At the heart of the latest federal indictment of former President Donald Trump is a scheme to use "fake electors" to overturn the 2020 presidential election. The strategy attempted to find a way to undermine the Electoral College after state officials refused to change the election results.
Here's a look at what happened:
The process of electing the president
After someone votes for president, that vote gets counted in a statewide tally. But legally speaking, the Electoral College decides who is elected president.
Before each general election, the political parties from each state choose their own slate of potential Electoral College electors. After the votes are in, each state prepares “certificates of ascertainment,” authenticated with the governor’s signature.
In mid-December, the Electoral College formally meets across the country to vote. Congress later gathers on Jan. 6 to tally the votes from the Electoral College and certify the results.
While some states require electors to vote for the candidate chosen by their state’s popular vote, the Constitution does not require it — and this is where the opportunity for mischief creeps in.
The Trump team’s alleged scheme
After numerous legal challenges were flatly rejected by federal and state judges in several battleground states, Trump and his allies began actively pushing Republican state officials to reverse the election results.
Specifically, prosecutors outlined in the indictment how they a) asked governors and secretaries of state to not certify the popular vote results, and b) pointed to nonexistent voter fraud to encourage state legislatures to set aside the popular vote and choose a fresh slate of pro-Trump electors.
According to the indictment, the plan was outlined in a series of memos that "evolved over time from a legal strategy to preserve the Defendant's right to a corrupt plan to subvert the federal government function by stopping Biden electors' votes from being counted and certified."
The Trump team helped prepare fake certificates in seven states that Trump lost: Arizona, Georgia, Michigan, Nevada, New Mexico, Pennsylvania and Wisconsin. In many cases, these certificates falsely stated that the electors were their state’s “duly elected and qualified” electors. Those phony certificates were then submitted to the National Archives and Congress. A watchdog group published some of the fake certificates.

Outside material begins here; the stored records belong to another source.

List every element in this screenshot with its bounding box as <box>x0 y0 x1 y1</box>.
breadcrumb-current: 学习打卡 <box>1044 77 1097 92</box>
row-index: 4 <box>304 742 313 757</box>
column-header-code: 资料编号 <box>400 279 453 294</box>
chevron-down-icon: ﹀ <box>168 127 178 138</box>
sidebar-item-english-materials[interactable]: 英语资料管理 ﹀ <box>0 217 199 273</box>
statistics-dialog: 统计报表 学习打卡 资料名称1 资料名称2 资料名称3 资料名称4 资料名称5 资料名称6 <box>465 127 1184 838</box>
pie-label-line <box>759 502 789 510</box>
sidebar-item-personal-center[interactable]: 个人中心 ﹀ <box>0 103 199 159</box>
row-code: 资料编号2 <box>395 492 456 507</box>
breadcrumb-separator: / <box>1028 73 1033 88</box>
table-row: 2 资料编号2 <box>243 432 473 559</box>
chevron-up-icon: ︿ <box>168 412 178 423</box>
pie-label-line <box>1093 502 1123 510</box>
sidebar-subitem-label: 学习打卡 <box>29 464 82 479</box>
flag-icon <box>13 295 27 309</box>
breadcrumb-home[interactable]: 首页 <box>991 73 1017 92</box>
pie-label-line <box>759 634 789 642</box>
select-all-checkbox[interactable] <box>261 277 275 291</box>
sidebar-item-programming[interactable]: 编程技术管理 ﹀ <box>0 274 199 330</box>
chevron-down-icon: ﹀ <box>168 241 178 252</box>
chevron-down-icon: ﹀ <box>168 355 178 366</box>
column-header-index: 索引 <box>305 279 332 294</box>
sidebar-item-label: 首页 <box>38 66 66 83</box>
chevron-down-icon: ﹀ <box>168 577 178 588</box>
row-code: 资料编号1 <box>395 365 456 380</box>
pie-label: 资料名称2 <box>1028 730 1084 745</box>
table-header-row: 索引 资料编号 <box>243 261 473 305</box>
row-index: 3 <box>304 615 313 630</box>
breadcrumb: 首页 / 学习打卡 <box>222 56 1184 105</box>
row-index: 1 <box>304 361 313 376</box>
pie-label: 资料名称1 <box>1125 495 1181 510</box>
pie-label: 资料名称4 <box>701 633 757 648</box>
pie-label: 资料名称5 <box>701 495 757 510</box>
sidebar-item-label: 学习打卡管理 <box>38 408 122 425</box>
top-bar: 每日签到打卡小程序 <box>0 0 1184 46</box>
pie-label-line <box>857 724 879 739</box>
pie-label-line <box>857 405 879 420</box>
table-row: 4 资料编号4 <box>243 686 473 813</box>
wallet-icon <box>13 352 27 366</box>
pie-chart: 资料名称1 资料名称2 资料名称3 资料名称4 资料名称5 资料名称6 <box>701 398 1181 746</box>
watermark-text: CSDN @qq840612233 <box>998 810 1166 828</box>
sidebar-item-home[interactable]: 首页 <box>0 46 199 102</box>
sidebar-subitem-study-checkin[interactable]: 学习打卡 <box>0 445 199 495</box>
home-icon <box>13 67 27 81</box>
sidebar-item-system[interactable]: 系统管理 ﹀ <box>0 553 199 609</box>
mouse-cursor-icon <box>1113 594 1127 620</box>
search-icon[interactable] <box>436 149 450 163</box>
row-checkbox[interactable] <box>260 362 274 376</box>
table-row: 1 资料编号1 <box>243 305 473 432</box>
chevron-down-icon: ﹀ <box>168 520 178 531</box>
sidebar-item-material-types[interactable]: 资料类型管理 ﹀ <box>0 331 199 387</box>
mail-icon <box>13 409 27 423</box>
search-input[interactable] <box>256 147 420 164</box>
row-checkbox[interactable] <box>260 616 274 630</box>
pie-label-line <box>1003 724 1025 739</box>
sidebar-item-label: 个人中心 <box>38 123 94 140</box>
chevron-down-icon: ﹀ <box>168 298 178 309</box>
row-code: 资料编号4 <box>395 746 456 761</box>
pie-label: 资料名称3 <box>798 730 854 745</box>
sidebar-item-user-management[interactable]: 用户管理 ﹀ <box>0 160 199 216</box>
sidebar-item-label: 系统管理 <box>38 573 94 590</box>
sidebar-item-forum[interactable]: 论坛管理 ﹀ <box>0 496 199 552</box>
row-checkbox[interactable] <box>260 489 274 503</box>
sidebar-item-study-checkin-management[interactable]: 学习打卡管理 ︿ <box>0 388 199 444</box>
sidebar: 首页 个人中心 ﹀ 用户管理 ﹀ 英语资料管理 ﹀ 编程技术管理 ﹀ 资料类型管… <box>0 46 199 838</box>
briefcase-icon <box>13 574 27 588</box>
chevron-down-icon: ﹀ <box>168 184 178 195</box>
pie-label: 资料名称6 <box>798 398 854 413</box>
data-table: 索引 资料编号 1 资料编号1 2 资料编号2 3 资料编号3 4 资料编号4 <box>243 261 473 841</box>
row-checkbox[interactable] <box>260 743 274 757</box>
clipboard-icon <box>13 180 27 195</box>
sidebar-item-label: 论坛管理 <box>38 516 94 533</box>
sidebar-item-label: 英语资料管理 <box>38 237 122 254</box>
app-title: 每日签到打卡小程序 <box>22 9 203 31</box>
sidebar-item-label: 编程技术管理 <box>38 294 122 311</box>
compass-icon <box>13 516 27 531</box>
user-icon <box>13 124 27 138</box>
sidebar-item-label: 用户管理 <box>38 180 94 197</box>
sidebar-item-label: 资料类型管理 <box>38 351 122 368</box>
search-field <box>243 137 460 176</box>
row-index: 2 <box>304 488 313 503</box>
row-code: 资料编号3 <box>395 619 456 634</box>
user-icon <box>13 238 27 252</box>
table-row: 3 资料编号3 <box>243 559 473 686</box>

The certificates signed in Pennsylvania and New Mexico include a potentially important caveat, however, saying that the certificates were submitted in case the alternate electors were later recognized as duly elected (i.e., if Trump was eventually deemed the winner of the election in those states).
In any event, these seven states all went ahead and certified Biden’s electoral college victory on Dec. 14. Yet groups of pro-Trump Republicans, declaring themselves the rightful electors, gathered as well.

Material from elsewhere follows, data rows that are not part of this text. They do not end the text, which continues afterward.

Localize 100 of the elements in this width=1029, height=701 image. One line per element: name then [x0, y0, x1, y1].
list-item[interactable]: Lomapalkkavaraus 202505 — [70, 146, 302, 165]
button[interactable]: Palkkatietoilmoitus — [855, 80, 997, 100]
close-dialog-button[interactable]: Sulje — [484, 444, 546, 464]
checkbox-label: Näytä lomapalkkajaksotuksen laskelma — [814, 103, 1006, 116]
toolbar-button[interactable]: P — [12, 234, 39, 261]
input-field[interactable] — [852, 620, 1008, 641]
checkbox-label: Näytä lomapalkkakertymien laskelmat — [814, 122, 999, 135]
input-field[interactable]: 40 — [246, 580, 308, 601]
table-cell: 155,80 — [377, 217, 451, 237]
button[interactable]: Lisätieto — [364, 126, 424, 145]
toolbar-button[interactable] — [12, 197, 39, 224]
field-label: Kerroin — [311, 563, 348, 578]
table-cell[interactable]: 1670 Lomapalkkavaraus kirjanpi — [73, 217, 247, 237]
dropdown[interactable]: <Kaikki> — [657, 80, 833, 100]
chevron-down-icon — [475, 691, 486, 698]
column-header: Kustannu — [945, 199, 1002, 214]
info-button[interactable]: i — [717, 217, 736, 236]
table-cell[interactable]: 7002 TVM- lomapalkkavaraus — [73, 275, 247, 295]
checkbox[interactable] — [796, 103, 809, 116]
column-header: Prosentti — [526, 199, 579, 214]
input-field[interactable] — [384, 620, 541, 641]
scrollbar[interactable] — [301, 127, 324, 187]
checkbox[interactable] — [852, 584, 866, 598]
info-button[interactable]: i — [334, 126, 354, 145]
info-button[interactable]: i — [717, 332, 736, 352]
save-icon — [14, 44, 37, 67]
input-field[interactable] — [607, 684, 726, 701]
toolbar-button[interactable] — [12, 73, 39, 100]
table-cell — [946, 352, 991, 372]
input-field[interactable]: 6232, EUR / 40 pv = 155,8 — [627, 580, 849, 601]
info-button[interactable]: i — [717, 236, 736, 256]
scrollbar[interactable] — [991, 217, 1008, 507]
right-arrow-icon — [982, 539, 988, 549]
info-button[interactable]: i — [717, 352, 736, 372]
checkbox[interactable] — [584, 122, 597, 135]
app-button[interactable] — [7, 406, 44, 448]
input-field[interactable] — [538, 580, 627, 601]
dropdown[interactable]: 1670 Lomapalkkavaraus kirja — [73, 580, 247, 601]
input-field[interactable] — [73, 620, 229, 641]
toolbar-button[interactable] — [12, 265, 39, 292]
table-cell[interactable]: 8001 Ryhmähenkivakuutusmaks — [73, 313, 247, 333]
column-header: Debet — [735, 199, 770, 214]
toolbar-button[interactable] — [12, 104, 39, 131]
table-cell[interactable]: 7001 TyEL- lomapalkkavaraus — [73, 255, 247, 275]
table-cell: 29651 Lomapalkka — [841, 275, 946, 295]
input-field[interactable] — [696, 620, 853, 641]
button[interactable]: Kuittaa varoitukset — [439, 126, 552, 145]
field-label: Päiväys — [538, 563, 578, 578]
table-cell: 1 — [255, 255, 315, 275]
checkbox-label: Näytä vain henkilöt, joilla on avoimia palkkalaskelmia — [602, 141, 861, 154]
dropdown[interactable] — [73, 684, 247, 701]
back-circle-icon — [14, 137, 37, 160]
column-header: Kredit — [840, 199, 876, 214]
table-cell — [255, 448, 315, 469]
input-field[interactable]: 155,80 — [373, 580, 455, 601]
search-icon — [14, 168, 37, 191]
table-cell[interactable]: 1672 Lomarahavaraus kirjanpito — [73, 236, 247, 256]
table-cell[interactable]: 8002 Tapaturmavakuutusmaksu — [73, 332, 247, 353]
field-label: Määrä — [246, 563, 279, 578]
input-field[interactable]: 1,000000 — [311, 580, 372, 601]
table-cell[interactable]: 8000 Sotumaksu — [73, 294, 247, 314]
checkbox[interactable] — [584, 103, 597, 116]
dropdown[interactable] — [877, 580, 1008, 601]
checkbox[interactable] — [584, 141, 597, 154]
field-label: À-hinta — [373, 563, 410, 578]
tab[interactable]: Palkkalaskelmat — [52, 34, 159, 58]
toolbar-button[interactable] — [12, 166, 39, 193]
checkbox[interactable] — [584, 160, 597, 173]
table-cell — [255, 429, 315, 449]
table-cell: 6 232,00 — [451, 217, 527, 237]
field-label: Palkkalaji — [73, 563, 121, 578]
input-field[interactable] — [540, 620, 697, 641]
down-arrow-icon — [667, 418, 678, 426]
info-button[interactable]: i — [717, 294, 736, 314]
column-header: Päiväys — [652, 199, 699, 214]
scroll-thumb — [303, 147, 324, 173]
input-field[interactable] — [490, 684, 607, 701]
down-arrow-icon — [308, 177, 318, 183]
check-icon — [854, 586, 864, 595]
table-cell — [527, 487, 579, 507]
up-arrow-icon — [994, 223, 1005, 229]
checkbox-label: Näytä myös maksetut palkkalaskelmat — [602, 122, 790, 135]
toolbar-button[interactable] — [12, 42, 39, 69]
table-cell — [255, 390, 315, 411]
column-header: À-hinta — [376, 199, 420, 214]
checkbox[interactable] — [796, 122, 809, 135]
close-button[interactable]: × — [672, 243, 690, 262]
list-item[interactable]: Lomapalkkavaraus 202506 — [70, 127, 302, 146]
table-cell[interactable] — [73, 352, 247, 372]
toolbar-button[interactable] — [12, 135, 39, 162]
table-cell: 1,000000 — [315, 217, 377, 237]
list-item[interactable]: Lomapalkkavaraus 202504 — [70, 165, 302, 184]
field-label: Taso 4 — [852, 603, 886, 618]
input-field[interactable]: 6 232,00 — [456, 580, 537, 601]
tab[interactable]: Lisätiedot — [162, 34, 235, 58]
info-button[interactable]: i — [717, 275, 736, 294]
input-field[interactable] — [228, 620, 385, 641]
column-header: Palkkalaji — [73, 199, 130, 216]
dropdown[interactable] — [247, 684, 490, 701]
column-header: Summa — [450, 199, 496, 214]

What was the point of this scheme?
The evidence suggests that many in Trump’s inner circle understood that the fake electors scheme wouldn’t keep him in the White House, but the goal was to create the illusion of a contested election.
Once the GOP-led state legislatures didn’t go along with the plan, the idea was to, at minimum, give Vice President Mike Pence the pretext to either block Congress from recognizing Biden’s win or delay the vote count when he performed his ceremonial role on Jan. 6. Obviously, Pence didn’t go along with that plan.
There is evidence to suggest that some believed the Trump team could cast enough doubt and then take the case to the Supreme Court, where they apparently hoped the justices would issue a favorable ruling.
What, if anything, about this plot would be unlawful (as opposed to merely destined to fail)?
Prosecutors largely charged Trump with the crimes as referred to in the target letter his attorneys received last month. Federal statute 18 USC § 241 is a Civil War-era statute that makes it unlawful for two or more people to “conspire to injury, oppress, threaten, or intimidate any person” in the free exercise of their constitutional rights.
Courts have repeatedly found the statute applies in the voting rights context, specifically in the right to have one’s vote properly counted. Examples of past conspiracies have included stuffing ballot boxes, destroying ballots or changing votes at voting machines. The law does not require the conspiracy to be successful.
In this case, the theory is that Trump and others participated in a scheme to send phony certificates from pro-Trump electors to the National Archives and Congress, with the aim of thwarting the will of the voters in those seven battleground states who had voted for Biden.
18 USC 1512 § (c)(2), which involves obstructing an official proceeding, is also charged. The official proceeding in this case would be the vote certification in Congress on Jan 6. The prosecutor’s argument would be that by submitting phony electoral certificates to the National Archives, Trump and his allies attempted to obstruct that normal certification process. This is a statute that has been charged frequently in other Jan. 6 cases, and has been upheld by the D.C.’s highest federal appeals court (where we believe the charges would happen).
18 USC § 371 is the other statute primarily at issue. That’s about conspiring to defraud the U.S. government. Again, the theory would be that Trump and others conspired to obstruct "the lawful federal government function" of collecting, counting and certifying the election results.